L'Espagne est appelée plus que jamais à entretenir des relations «privilégiées» avec son partenaire du sud de la Méditerranée, dans le cadre d'une compréhension mutuelle et d'une coopération avantageuse, a-t-il souligné, ajoutant qu'il existe «beaucoup d'histoire entre les deux pays».
Moratinos, ministre des AE de 2004 à 2010, a déploré que les Espagnols «ne connaissent pas bien» le Maroc, contrairement aux Marocains qui «connaissent mieux l'Espagne».
Evoquant, par ailleurs, les élections législatives au Maroc du 25 novembre remportées par le Parti de la justice et du développement (PJD), l'ex-chef de la diplomatie espagnole a qualifié ce scrutin de «transparent», affirmant que c'est S.M. le Roi Mohammed VI qui a lancé les premiers jalons du processus démocratique et de modernité dans le Royaume.
Le Maroc constitue un partenaire idéal et un modèle en termes de modernité dans le monde arabe où règne la stabilité, dit-il.

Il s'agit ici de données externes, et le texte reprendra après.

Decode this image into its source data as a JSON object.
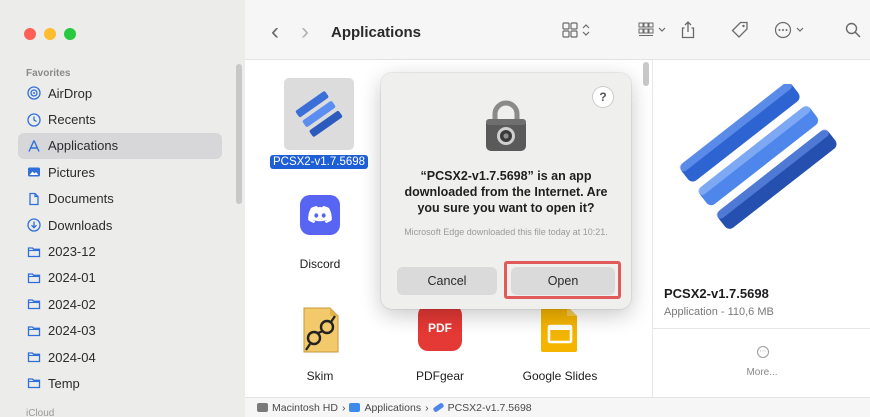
{
  "sidebar": {
    "section": "Favorites",
    "items": [
      {
        "label": "AirDrop",
        "icon": "airdrop-icon"
      },
      {
        "label": "Recents",
        "icon": "clock-icon"
      },
      {
        "label": "Applications",
        "icon": "applications-icon"
      },
      {
        "label": "Pictures",
        "icon": "pictures-icon"
      },
      {
        "label": "Documents",
        "icon": "document-icon"
      },
      {
        "label": "Downloads",
        "icon": "download-icon"
      },
      {
        "label": "2023-12",
        "icon": "folder-icon"
      },
      {
        "label": "2024-01",
        "icon": "folder-icon"
      },
      {
        "label": "2024-02",
        "icon": "folder-icon"
      },
      {
        "label": "2024-03",
        "icon": "folder-icon"
      },
      {
        "label": "2024-04",
        "icon": "folder-icon"
      },
      {
        "label": "Temp",
        "icon": "folder-icon"
      }
    ],
    "active_index": 2,
    "bottom_section": "iCloud"
  },
  "toolbar": {
    "back": "‹",
    "forward": "›",
    "title": "Applications"
  },
  "files": {
    "pcsx2": "PCSX2-v1.7.5698",
    "discord": "Discord",
    "skim": "Skim",
    "pdfgear": "PDFgear",
    "pdfgear_badge": "PDF",
    "google_slides": "Google Slides"
  },
  "dialog": {
    "help": "?",
    "title": "“PCSX2-v1.7.5698” is an app downloaded from the Internet. Are you sure you want to open it?",
    "subtitle": "Microsoft Edge downloaded this file today at 10:21.",
    "cancel": "Cancel",
    "open": "Open"
  },
  "preview": {
    "name": "PCSX2-v1.7.5698",
    "kind": "Application - 110,6 MB",
    "more": "More..."
  },
  "pathbar": {
    "items": [
      "Macintosh HD",
      "Applications",
      "PCSX2-v1.7.5698"
    ],
    "separator": "›"
  },
  "colors": {
    "close": "#ff5f57",
    "minimize": "#febc2e",
    "zoom": "#28c840",
    "selection": "#1f5fd6",
    "accent_highlight": "#e05a5a",
    "sidebar_icon": "#2f6fda"
  }
}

En ce qui concerne la question du Sahara, Moratinos a émis l'espoir de voir ce problème se résoudre dans les meilleurs délais, appelant d'abord à une intégration maghrébine. «Dans cette nouvelle conjoncture régionale (printemps arabe : NDLR), j'espère que les deux pays parviennent à une entente et à la concrétisation de l'Union du Maghreb arabe», a affirmé Moratinos.
Il s'est félicité du «printemps arabe» qui, selon lui, a permis aux peuples de la région de s'élever contre des régimes autoritaires et de réclamer davantage de démocratie, déplorant dans ce sens, le «peu d¿intérêt» accordé par l'Union européenne aux changements qui interviennent dans cette partie du globe.
Lors de cette émission, Angel Moratinos s'est également attardé sur plusieurs questions d'actualité, entre autres, le conflit israélo-palestinien, la situation en Syrie, la montée de l'influence de la Turquie dans la région et la menace du nucléaire iranien.